In a letter Williams wrote to the Town Council on June 6, she said, “Allowing small flocks of hens to be kept in town would align with the vibrant, locally oriented small town image that La Plata has cultivated through events such as the Farmer’s Market and summer concert series that are supported through our independently owned restaurants and shops. Allowing hens would make living in this town more attractive to prospective residents who are interested in owning chickens, and would allow children to participate in chicken-raising as part of local 4-H chapters. It could even prevent enforcement issues in the future, and residents may choose to ignore the prohibition on chickens.”
At the town council meeting on June 21, Williams told the council that her mother, who lives in Port Tobacco, has hens in her backyard and she also looked forward to having chickens at her La Plata home.
“My kids think they are the greatest thing in the world and the eggs are amazingly delicious,” Williams said. “Backyard hens generate less waste and are quieter than the average dog. A couple of my neighbors said they wanted to have chickens too while others said they weren’t interested but wouldn’t mind if I had it.”
Williams also approached the council with ways to move forward with her request, such as putting a lot of regulations in place in order for residents to have chickens but with many stipulations or by reverting to the county code with some revisions.
“I’ve never raised chickens but I have with my mom and I know the basics.

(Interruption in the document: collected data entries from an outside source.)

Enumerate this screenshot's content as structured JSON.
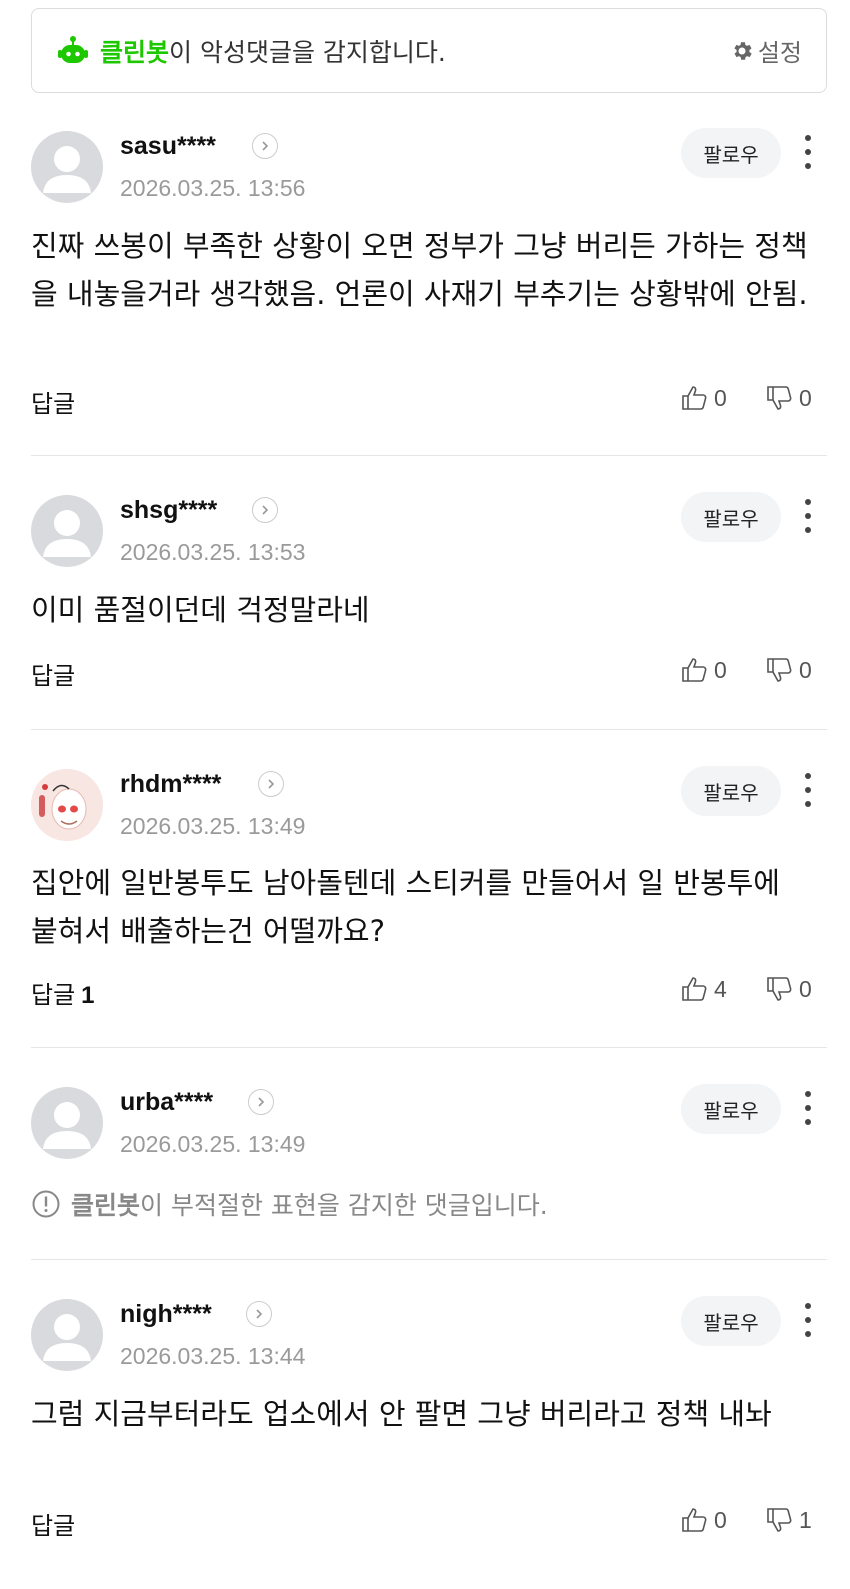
{
  "banner": {
    "bot_name": "클린봇",
    "message": "이 악성댓글을 감지합니다.",
    "settings_label": "설정"
  },
  "comments": [
    {
      "username": "sasu****",
      "timestamp": "2026.03.25. 13:56",
      "follow_label": "팔로우",
      "text": "진짜 쓰봉이 부족한 상황이 오면 정부가 그냥 버리든 가하는 정책을 내놓을거라 생각했음. 언론이 사재기 부추기는 상황밖에 안됨.",
      "reply_label": "답글",
      "reply_count": "",
      "likes": "0",
      "dislikes": "0"
    },
    {
      "username": "shsg****",
      "timestamp": "2026.03.25. 13:53",
      "follow_label": "팔로우",
      "text": "이미 품절이던데 걱정말라네",
      "reply_label": "답글",
      "reply_count": "",
      "likes": "0",
      "dislikes": "0"
    },
    {
      "username": "rhdm****",
      "timestamp": "2026.03.25. 13:49",
      "follow_label": "팔로우",
      "text": "집안에 일반봉투도 남아돌텐데 스티커를 만들어서 일 반봉투에 붙혀서 배출하는건 어떨까요?",
      "reply_label": "답글",
      "reply_count": "1",
      "likes": "4",
      "dislikes": "0"
    },
    {
      "username": "urba****",
      "timestamp": "2026.03.25. 13:49",
      "follow_label": "팔로우",
      "notice_bot": "클린봇",
      "notice_text": "이 부적절한 표현을 감지한 댓글입니다."
    },
    {
      "username": "nigh****",
      "timestamp": "2026.03.25. 13:44",
      "follow_label": "팔로우",
      "text": "그럼 지금부터라도 업소에서 안 팔면 그냥 버리라고 정책 내놔",
      "reply_label": "답글",
      "reply_count": "",
      "likes": "0",
      "dislikes": "1"
    }
  ]
}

I think that having only hens is the way to go with this,” Williams said.
Williams’ research demonstrated to the council that many cities and municipalities are changing their codes to allow chickens in residents’ backyards. Cities and towns such as Richmond, Va., Annapolis, Rockville and Bel Air allow up to four hens under some circumstances, such as limiting the size of the flock, prohibiting roosters to prevent noise, prohibiting chickens from being kept for human consumption, requiring that feed be kept in air-tight canisters, requiring that coops be kept a certain distance from property lines and homes, requiring that residents have a certain amount of land in order to raise chickens, and putting a permitting process in place, which sometimes has an associated fee.

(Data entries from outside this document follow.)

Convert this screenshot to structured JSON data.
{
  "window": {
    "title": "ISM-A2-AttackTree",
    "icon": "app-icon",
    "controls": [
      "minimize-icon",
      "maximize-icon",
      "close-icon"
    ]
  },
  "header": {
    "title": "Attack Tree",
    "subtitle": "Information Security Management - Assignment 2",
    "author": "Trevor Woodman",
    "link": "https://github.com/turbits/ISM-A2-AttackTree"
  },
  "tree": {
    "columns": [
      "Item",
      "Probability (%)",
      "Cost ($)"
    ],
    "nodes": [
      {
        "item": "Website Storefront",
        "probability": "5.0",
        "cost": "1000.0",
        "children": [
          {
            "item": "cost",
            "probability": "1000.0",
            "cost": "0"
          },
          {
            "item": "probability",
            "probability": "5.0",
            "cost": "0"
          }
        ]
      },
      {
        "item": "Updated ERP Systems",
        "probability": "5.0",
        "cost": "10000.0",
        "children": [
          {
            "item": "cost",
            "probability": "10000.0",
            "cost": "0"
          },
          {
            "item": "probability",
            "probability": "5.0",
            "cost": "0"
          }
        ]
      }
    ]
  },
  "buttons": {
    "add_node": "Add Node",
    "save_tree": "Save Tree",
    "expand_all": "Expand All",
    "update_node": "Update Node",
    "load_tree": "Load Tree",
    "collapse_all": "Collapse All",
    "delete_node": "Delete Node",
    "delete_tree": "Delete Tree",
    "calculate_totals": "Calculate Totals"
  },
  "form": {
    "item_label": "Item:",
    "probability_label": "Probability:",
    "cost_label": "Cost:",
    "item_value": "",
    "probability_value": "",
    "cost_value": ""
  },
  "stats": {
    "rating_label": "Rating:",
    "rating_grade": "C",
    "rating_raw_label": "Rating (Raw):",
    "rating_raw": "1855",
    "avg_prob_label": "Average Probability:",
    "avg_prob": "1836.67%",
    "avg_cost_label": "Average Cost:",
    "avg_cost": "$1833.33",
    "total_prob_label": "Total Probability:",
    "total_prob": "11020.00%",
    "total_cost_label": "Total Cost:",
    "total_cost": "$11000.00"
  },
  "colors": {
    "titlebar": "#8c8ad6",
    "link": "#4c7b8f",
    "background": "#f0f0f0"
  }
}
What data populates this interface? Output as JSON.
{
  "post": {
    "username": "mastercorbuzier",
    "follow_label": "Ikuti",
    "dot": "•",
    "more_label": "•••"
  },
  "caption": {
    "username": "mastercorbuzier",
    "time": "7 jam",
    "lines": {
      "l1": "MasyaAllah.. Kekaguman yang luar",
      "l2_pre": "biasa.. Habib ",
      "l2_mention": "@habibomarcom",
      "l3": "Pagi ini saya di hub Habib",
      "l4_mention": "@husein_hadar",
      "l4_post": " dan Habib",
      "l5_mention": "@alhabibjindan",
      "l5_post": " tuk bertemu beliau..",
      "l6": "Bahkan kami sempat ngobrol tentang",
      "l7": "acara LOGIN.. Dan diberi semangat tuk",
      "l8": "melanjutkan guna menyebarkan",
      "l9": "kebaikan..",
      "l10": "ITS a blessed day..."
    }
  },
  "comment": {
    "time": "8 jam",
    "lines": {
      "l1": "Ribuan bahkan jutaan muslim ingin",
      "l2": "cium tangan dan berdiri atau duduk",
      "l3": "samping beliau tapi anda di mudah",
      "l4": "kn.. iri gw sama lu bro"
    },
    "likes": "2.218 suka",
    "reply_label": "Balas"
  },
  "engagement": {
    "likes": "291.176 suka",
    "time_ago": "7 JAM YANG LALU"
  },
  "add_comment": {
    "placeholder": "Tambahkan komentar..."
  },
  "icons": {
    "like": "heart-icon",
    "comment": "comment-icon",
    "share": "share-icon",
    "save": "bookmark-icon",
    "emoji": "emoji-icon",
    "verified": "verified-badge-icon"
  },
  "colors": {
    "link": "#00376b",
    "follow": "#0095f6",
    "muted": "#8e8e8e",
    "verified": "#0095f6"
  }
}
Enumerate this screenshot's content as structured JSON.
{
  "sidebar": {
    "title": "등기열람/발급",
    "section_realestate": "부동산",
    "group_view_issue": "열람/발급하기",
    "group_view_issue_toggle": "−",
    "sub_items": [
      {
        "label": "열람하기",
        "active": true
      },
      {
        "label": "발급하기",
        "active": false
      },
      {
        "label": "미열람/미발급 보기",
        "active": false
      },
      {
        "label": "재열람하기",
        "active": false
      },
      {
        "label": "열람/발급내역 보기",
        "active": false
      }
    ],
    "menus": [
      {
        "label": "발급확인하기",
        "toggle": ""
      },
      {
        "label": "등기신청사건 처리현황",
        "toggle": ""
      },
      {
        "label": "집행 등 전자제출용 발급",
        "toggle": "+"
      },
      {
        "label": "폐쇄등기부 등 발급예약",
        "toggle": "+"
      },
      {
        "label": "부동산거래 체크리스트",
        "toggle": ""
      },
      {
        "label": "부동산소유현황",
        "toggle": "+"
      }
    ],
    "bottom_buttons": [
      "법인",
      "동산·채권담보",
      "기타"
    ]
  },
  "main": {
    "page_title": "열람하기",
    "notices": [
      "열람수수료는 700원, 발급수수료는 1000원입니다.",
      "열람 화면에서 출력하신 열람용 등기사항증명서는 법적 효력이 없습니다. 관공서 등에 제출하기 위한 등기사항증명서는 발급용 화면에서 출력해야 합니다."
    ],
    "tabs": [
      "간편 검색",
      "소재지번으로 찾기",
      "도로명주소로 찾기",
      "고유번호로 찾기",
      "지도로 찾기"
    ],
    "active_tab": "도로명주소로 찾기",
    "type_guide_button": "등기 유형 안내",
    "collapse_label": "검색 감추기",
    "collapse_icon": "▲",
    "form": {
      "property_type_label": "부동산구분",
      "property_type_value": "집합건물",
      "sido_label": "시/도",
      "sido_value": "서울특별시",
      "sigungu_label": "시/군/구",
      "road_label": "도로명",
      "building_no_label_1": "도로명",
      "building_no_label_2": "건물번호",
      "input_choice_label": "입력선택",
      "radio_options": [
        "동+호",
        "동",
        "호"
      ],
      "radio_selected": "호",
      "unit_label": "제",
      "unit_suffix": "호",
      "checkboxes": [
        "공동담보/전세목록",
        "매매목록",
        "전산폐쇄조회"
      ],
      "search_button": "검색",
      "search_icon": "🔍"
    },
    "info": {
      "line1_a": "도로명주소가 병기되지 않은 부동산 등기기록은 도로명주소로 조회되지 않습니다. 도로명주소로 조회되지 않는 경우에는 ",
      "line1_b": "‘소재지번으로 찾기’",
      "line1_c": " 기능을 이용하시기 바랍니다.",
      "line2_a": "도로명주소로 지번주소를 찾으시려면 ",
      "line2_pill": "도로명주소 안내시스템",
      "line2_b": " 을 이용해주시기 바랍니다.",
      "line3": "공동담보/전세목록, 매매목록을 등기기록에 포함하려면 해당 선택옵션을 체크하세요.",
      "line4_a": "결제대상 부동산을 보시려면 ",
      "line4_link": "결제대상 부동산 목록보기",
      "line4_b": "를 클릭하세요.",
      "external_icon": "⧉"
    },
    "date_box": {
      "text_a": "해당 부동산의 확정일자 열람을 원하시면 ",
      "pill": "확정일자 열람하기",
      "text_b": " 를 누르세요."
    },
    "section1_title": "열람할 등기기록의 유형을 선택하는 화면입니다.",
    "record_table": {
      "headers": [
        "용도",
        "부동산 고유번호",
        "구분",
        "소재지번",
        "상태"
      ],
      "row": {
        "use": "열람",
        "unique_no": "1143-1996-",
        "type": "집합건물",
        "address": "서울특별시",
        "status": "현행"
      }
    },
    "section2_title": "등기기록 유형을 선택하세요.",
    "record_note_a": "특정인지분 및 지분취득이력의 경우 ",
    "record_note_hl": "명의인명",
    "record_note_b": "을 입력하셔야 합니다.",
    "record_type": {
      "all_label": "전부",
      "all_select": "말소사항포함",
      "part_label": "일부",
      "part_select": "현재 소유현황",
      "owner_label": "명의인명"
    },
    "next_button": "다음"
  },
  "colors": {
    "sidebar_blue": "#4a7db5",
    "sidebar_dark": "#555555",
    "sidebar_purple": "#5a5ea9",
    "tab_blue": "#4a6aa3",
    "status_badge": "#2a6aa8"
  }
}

Councilman Joseph Norris asked whether the hens would be in a fenced area and whether Williams plans to keep the hens on her property only. Williams said she is definitely considering having a coop and/or fence, which meets the council’s requirements to the updated town code.
“If it has to be a certain distance from somebody else’s property line then you’re going to run into an issue there too,” Councilman Keith Back said. “I would think you would have to have some minimum-sized yard to have chickens because then that wouldn’t be right for neighbors or even humane for the baby chicks.”

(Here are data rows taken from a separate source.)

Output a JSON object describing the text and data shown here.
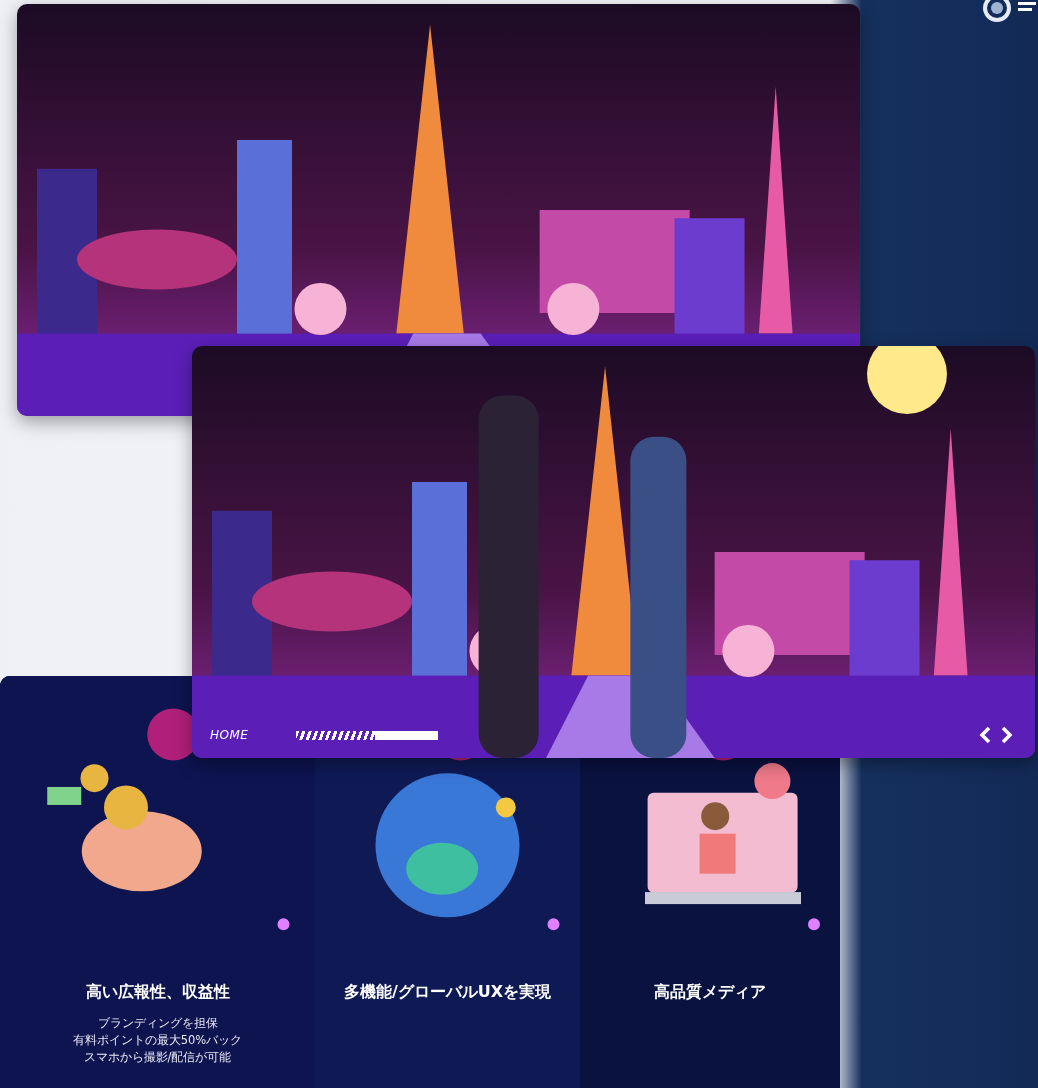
{
  "player_bar": {
    "label": "HOME",
    "level": 0.45
  },
  "features": [
    {
      "title": "高い広報性、収益性",
      "lines": [
        "ブランディングを担保",
        "有料ポイントの最大50%バック",
        "スマホから撮影/配信が可能"
      ]
    },
    {
      "title": "多機能/グローバルUXを実現"
    },
    {
      "title": "高品質メディア"
    }
  ]
}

Mears said the town staff will look at putting a limitation in regards to the number of hens only and having distance requirements pertaining to structure and the property line. The draft will be brought to an upcoming work session to be discussed later.
“The provision in the code is fairly simple,” said Town Manager Daniel Mears. “It says poultry is not allowed so the town staff will develop something, work off of some of these recommendations, then we can craft some language for the council’s consideration.”
After the council work session, the council also adopted resolution 16-10 concerning the Public Works Department’s pre-owned service vehicle purchase of a 2006 Peterbilt dump truck and resolution 16-09 concerning the purchase of the inspection department service vehicle, a 6-C flex fueled Ford half ton pick-up truck with added options.
The next council meeting is scheduled for July 12.